# Snake Identification, please



## Hickson (Dec 9, 2004)

Can anyone tell me what species of snake this is? Obviously it's an exotic. And notice it's unusual-shaped snout.



Hix


----------



## Dicco (Dec 9, 2004)

It's a spieces of vine snake.


----------



## Hickson (Dec 9, 2004)

From where? And I thought Vine snakes were extremely dangerous, as in venomous.



Hix


----------



## Bryony (Dec 9, 2004)

is a persons mouth and nostril its natural habitat? :lol:


----------



## Dicco (Dec 9, 2004)

They're from south-east Asia, they live in rainforests and I'm pretty sure their non venomous.


----------



## NCHERPS (Dec 9, 2004)

Hix,
Looks like a long-nosed Tree snake, Sometimes called a Long -nosed whip snake(Ahaetulla d. prasinus).
They occur in south eastern asia and parts of indonesia, mainly islands like Jave and sumatra.

Your right, they are venomous, rear fanged, their not considered to be dangerous to humans!

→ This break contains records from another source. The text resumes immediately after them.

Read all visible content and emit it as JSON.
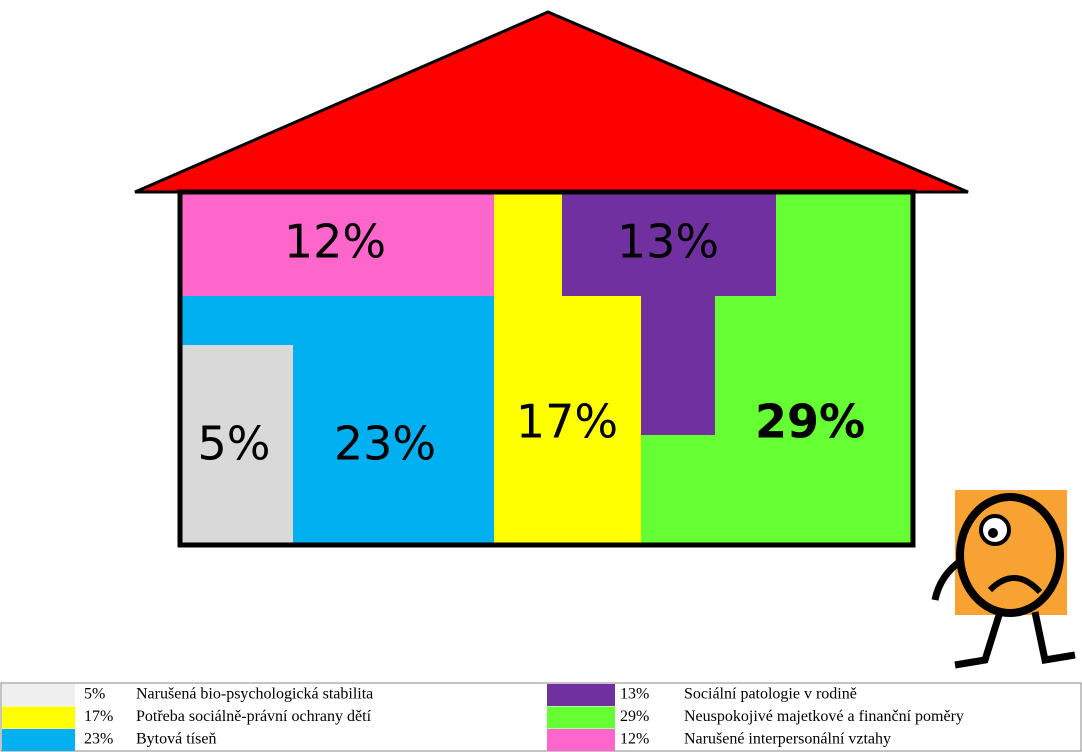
{
  "chart_data": {
    "type": "house",
    "categories": [
      "Narušená bio-psychologická stabilita",
      "Potřeba sociálně-právní ochrany dětí",
      "Bytová tíseň",
      "Sociální patologie v rodině",
      "Neuspokojivé majetkové a finanční poměry",
      "Narušené interpersonální vztahy"
    ],
    "values": [
      5,
      17,
      23,
      13,
      29,
      12
    ],
    "value_labels": [
      "5%",
      "17%",
      "23%",
      "13%",
      "29%",
      "12%"
    ],
    "colors": [
      "#d9d9d9",
      "#ffff00",
      "#00b0f0",
      "#7030a0",
      "#66ff33",
      "#ff66cc"
    ]
  }
}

Luckily for that local showman, hey!


----------



## CHEWY (Dec 9, 2004)

Quite similar to the vine snakes of South America but this species have groove along the front of their face allowing them to have 3D vision.


----------



## hugsta (Dec 9, 2004)

He brings new meaning to the word "medusa" lol


----------



## Guest (Dec 9, 2004)

its a SNAKE!!!!!! with a colour of green :wink: . I also think its a vine snake.


----------